As a child, you dream about growing up and becoming something that sounds heroic (cop, firefighter, superhero) or beautiful (princess, actress, model). Rarely does a child dream of growing into someone who will change the world like Ghandi or Mother Teresa.
Don’t worry – I’m not here to tell you how I was a child prodigy who dreamed of following in Mother Teresa’s footsteps (although, I did want to become a nun at one point after watching Sister Act).
My earliest “I want to be _____ when I grow up” memories are of being a celebrity (I was convinced I would be discovered in a mall food court or someplace similar) or – my parents will back me up on this – a crossing guard. Yes. I wanted to be someone who volunteers for a living. Clearly I thought I was independently wealthy or I had no qualms with living on welfare all of my adult life.
While growing up, my dreams changed. Next, I remember wanting to be a lawyer. This came about some time during grade school and lasted through most of high school. My parents wholeheartedly supported this dream despite the hefty price tag that was going to come with it. I eventually settled on being a corporate lawyer simply because I would make a lot of money. A girl’s gotta pay off her law school debt!
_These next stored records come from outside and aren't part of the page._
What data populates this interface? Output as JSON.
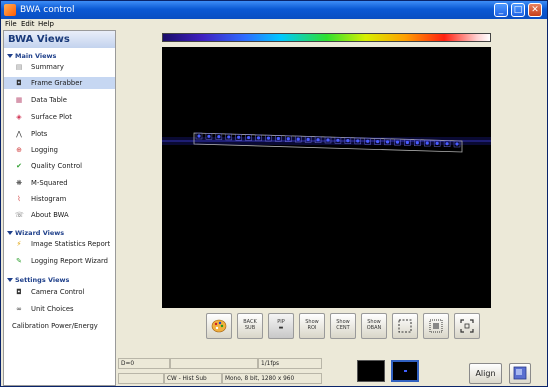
{
  "window": {
    "title": "BWA control"
  },
  "menu": [
    {
      "label": "File",
      "underline": "F"
    },
    {
      "label": "Edit",
      "underline": "E"
    },
    {
      "label": "Help",
      "underline": "H"
    }
  ],
  "sidebar": {
    "header": "BWA Views",
    "sections": [
      {
        "label": "Main Views",
        "items": [
          {
            "label": "Summary",
            "icon": "summary-icon"
          },
          {
            "label": "Frame Grabber",
            "icon": "camera-icon",
            "selected": true
          },
          {
            "label": "Data Table",
            "icon": "table-icon"
          },
          {
            "label": "Surface Plot",
            "icon": "surface-icon"
          },
          {
            "label": "Plots",
            "icon": "plot-icon"
          },
          {
            "label": "Logging",
            "icon": "logging-icon"
          },
          {
            "label": "Quality Control",
            "icon": "checkmark-icon"
          },
          {
            "label": "M-Squared",
            "icon": "msquared-icon"
          },
          {
            "label": "Histogram",
            "icon": "histogram-icon"
          },
          {
            "label": "About BWA",
            "icon": "about-icon"
          }
        ]
      },
      {
        "label": "Wizard Views",
        "items": [
          {
            "label": "Image Statistics Report",
            "icon": "wizard-icon"
          },
          {
            "label": "Logging Report Wizard",
            "icon": "pen-icon"
          }
        ]
      },
      {
        "label": "Settings Views",
        "items": [
          {
            "label": "Camera Control",
            "icon": "camera-icon"
          },
          {
            "label": "Unit Choices",
            "icon": "binoculars-icon"
          },
          {
            "label": "Calibration Power/Energy",
            "icon": ""
          }
        ]
      }
    ]
  },
  "toolbar": {
    "buttons": [
      {
        "label": "",
        "icon": "palette-icon"
      },
      {
        "label": "BACK\nSUB",
        "icon": ""
      },
      {
        "label": "PIP\n▬",
        "icon": ""
      },
      {
        "label": "Show\nROI",
        "icon": ""
      },
      {
        "label": "Show\nCENT",
        "icon": ""
      },
      {
        "label": "Show\nOBAN",
        "icon": ""
      },
      {
        "label": "",
        "icon": "roi-select-icon"
      },
      {
        "label": "",
        "icon": "pattern-icon"
      },
      {
        "label": "",
        "icon": "crop-icon"
      }
    ]
  },
  "status": {
    "d_value": "D=0",
    "fps": "1/1fps",
    "mode": "CW - Hist Sub",
    "format": "Mono, 8 bit, 1280 x 960",
    "align_label": "Align"
  },
  "image": {
    "beam_spots": 27
  }
}
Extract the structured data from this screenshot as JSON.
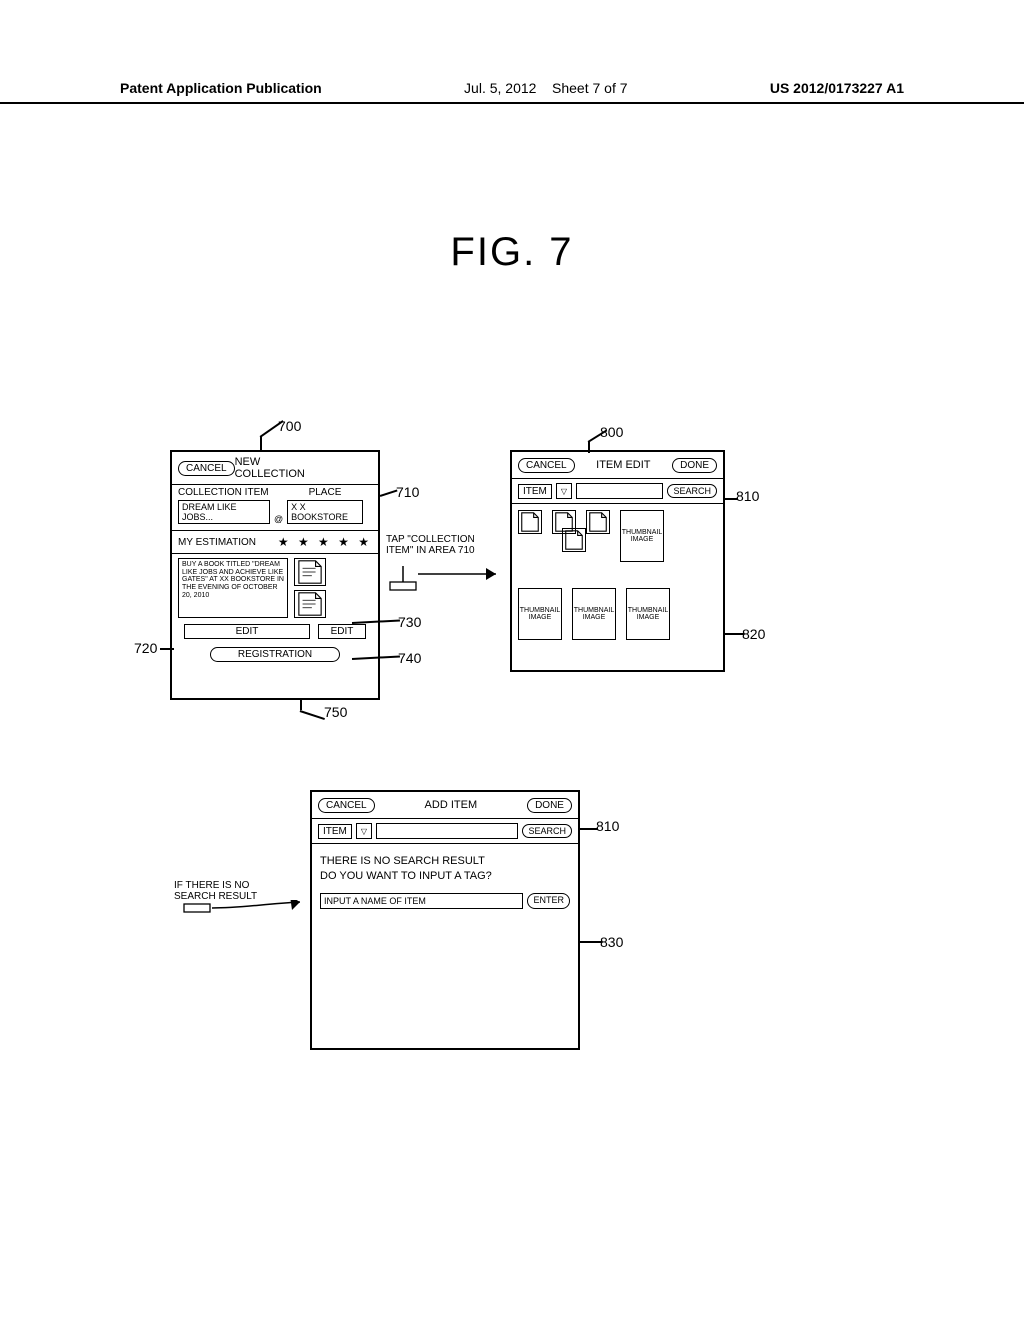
{
  "header": {
    "left": "Patent Application Publication",
    "mid_date": "Jul. 5, 2012",
    "mid_sheet": "Sheet 7 of 7",
    "right": "US 2012/0173227 A1"
  },
  "figure": {
    "title": "FIG. 7"
  },
  "callouts": {
    "c700": "700",
    "c710": "710",
    "c720": "720",
    "c730": "730",
    "c740": "740",
    "c750": "750",
    "c800": "800",
    "c810_a": "810",
    "c820": "820",
    "c810_b": "810",
    "c830": "830"
  },
  "annotations": {
    "tap_collection": "TAP \"COLLECTION ITEM\" IN AREA 710",
    "no_search_result": "IF THERE IS NO SEARCH RESULT"
  },
  "screen700": {
    "cancel": "CANCEL",
    "title": "NEW COLLECTION",
    "col_item_label": "COLLECTION ITEM",
    "place_label": "PLACE",
    "item_value": "DREAM LIKE JOBS...",
    "at": "@",
    "place_value": "X X BOOKSTORE",
    "my_est_label": "MY ESTIMATION",
    "stars": "★ ★ ★ ★ ★",
    "textblock": "BUY A BOOK TITLED \"DREAM LIKE JOBS AND ACHIEVE LIKE GATES\" AT XX BOOKSTORE IN THE EVENING OF OCTOBER 20, 2010",
    "edit": "EDIT",
    "registration": "REGISTRATION"
  },
  "screen800": {
    "cancel": "CANCEL",
    "title": "ITEM EDIT",
    "done": "DONE",
    "item": "ITEM",
    "dd": "▽",
    "search": "SEARCH",
    "thumb_label": "THUMBNAIL IMAGE"
  },
  "screenAdd": {
    "cancel": "CANCEL",
    "title": "ADD ITEM",
    "done": "DONE",
    "item": "ITEM",
    "dd": "▽",
    "search": "SEARCH",
    "msg1": "THERE IS NO SEARCH RESULT",
    "msg2": "DO YOU WANT TO INPUT A TAG?",
    "name_placeholder": "INPUT A NAME OF ITEM",
    "enter": "ENTER"
  }
}
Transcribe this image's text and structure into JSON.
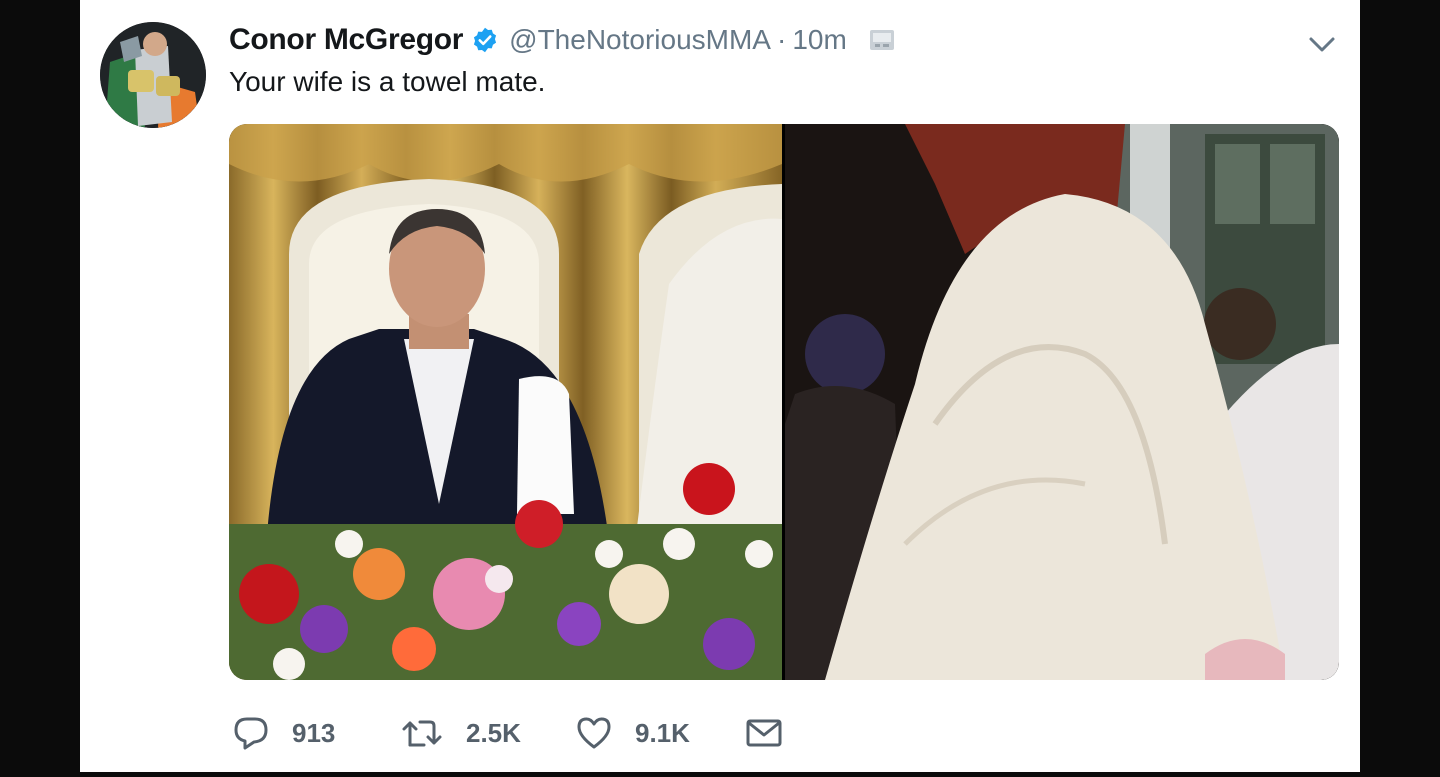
{
  "tweet": {
    "display_name": "Conor McGregor",
    "handle": "@TheNotoriousMMA",
    "separator": "·",
    "time": "10m",
    "text": "Your wife is a towel mate.",
    "verified": true
  },
  "actions": {
    "reply_count": "913",
    "retweet_count": "2.5K",
    "like_count": "9.1K"
  },
  "icons": {
    "verified": "verified-badge-icon",
    "app": "app-source-icon",
    "caret": "chevron-down-icon",
    "reply": "reply-bubble-icon",
    "retweet": "retweet-icon",
    "like": "heart-icon",
    "dm": "envelope-icon"
  },
  "colors": {
    "verified_blue": "#1da1f2",
    "text_primary": "#14171a",
    "text_secondary": "#657786",
    "frame_black": "#0b0b0b"
  }
}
My dad supported this because I had logic and book smarts – and I was winning arguments against him using said logic by the time I was 12. Around that age, he also gave me my first John Grisham novel because he was tired of taking me to the library every other day – I would go through my young adult novels in a day or less. “Here. Get through this one in a day,” he claimed triumphantly as he handed me The Pelican Brief.
A few years later when I finally finished The Pelican Brief (I kept setting it down because I didn’t understand what the hell I was reading) I found myself wanting more John Grisham. I found myself sucked into the small town of Clayton, Mississippi and rooting for the jilted, loveless lawyers who found themselves in this small town. I couldn’t turn the pages fast enough and felt guilty when I was reading Mr. Grisham instead of the assigned reading like The Grapes of Wrath (Never finished it) or Les Misérables (I wanted to finish this one. But I didn’t.)
After turning over a thousand well-written pages, I found myself losing the dream to be lawyer. They go to school FOR-EV-ER, have tons of debt, don’t make a lot of money at first, have to start with terrible grunt work, and aren’t doing a ton of courtroom arguing all the time. Being a lawyer was not at all what I thought it was! John Grisham crushed my dream.
What was I going to go to college for now?! I felt so lost! And then – we took a test to see what we should become when we grew up. Now, I can’t tell you any of the questions or what my actual result was, all I remember is that one of the suggested professions for me was a CIA Agent.
That sounds SO COOL!
I was set! I was going to become a CIA Agent and travel the world and tell everyone how cool I am!
Enter AP Spanish.
2002 – Senior year of high school. I went from joining the CIA (I realized I was terrible at languages) to being a child psychologist (AP Psychology was awful, learning about all those stupid theorists) to being a teacher. My mom freaked out because she was convinced I was going to be poor being a teacher (she probably feared I would end up living in her basement) but my dad and I finally got her on board with the idea and she finally realized I would be okay and not end up living in her basement.
I finally graduated college in 2011 with my B.A. in English.
I’m now in HR, and part of my job is visiting top schools in the nation, where I allow myself to picture attending there for one my lost dreams. For the past few years it has been going back to school for child psychology. While I sometimes regret changing my major and pursuing a degree in education, I’m glad I did. I wasn’t serious enough as a student and could have possibly failed out of the program. The same goes for being a lawyer – not only do I think I wouldn’t have done as well as needed, but I would’ve hated my job.
So thank you, Mr. Grisham, for crushing my dreams. You led me to greener pastures.